Foley abre algumas exceções, como os modelos de coevolução gene-cultura, uma vez que aquilo que é geralmente referido pelo termo “cultura”, especialmente os construtos mentais que estão na base da complexidade do comportamento  humano, pode ter grande impacto sobre o modo como a evolução passou a operar. Contudo, esses modelos reduzem a cultura a um conceito muito mais limitado e específico do que aquele geralmente empregado no Modelo Padrão das Ciências Sociais (FOLEY, 2003, p. 247). Por exemplo, temos o “modelo de transmissão (cultural) de Henrich”:

“Henrich’s model (30) demonstrates that under certain critical conditions, directly biased transmission can lead to cumulative adaptation of a culturally inherited skill, even when the transmission process is inaccurate. Each individual in a population of size N has a z value, zi, that measures their level of ability at some cultural skill or in some cultural domain. Members of this population attempt to learn from the maximally skilled individual (i.e., direct bias), but an imperfect learning process leads on average to a loss of skill (a reduction in z value), determined by the parameter α. However, individual errors or “inaccurate inferences” during transmission (the extent of which are governed by a parameter β) occasionally allow some learners to acquire a z value greater than that of their model. Henrich shows that as population size, N, increases, the more likely it is that the positive combined effect of these occasional inaccurate inferences and the selective choice of cultural model to copy will outweigh the degrading effect of low-fidelity transmission. This results in an increase in the mean level of skill in the population, z. He terms this “cumulative adaptive evolution” and derives the critical population size necessary, N*, for this to occur for specific ratios of α and β (30,31).” (POWELL ET AL, 2009, p. 1.300)
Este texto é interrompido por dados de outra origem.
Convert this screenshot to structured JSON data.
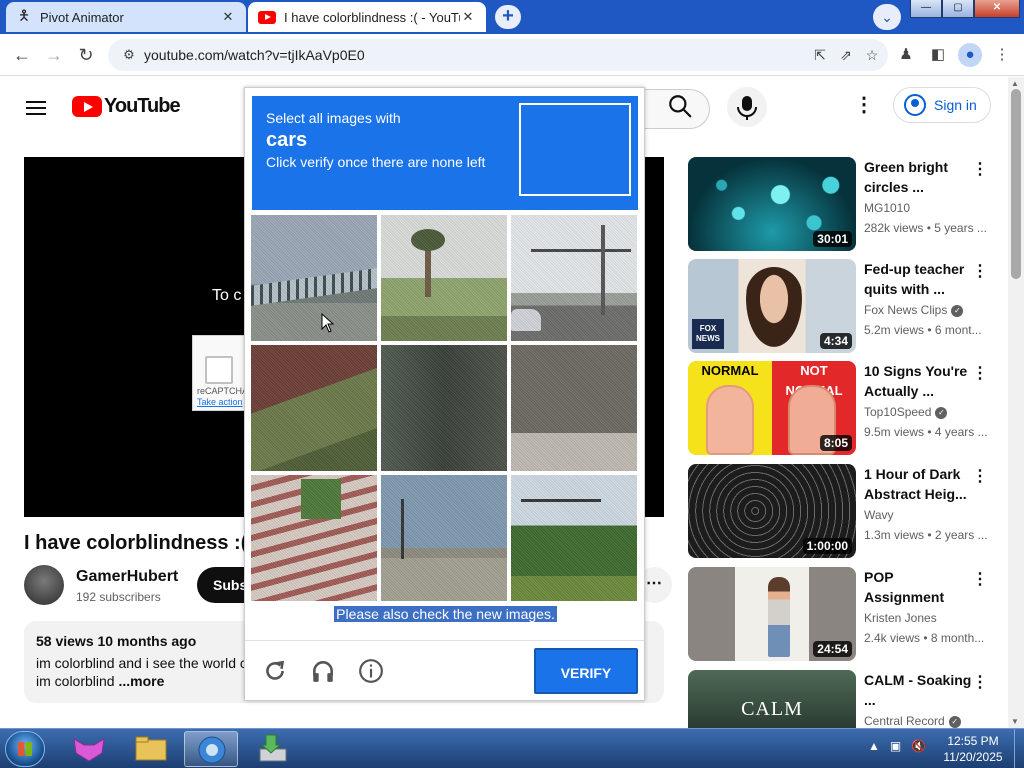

Então, você pode estar se perguntando: como um sujeito como você pode adotar o termo “cultura de estupro”, e ainda assim ser um crítico das abordagens “culturalistas” ao ser humano? Você não estaria abrindo um precedente perigoso, aceitando uma abordagem feminista ao invés de uma científica para abordar um fenômeno social tal como o modo como sociedades lidam com diversas instâncias do estupro?

Índice

Na verdade, eu não estou abrindo exceção nenhuma à minha adesão ao pensamento científico, e ao estudo das causas inatas e biológicas do comportamento humano. Eu discordo frontalmente daquilo que Pinker retratou como sendo “feminismo radical de gênero” (a partir de uma distinção que já considerei em alguma medida insatisfatória, mas que agora vejo mais sua importância, sobre a qual escreverei futuramente):

“O feminismo de gênero afirma que as mulheres continuam a ser escravizadas por um difuso sistema de dominância masculina, o sistema de gênero, no qual ‘bebês bissexuais são transformados em personalidades do sexo masculino e do sexo feminismo, uns destinados a comandar, os outros a obedecer’. Opõe-se à tradição liberal clássica e vincula-se ao marxismo, pós-modernismo, construcionismo social e ciência radical. (…) O feminismo de gênero é uma doutrina empírica comprometida com três afirmações sobre a natureza humana. A primeira é que as diferenças entre homens e mulheres não têm nenhuma relação com a biologia, sendo 100% construídas socialmente. A segunda é que os humanos possuem um único motivo social – o poder – e que a vida social somente pode ser compreendida com base em como ele é exercido. A terceira é que as interações humanas emergem não dos motivos das pessoas ao lidar umas com as outras como indivíduos, mas dos motivos de grupos ao lidar com outros grupos – neste caso, o sexo masculino dominando o feminismo.” (PINKER, p. 461-462)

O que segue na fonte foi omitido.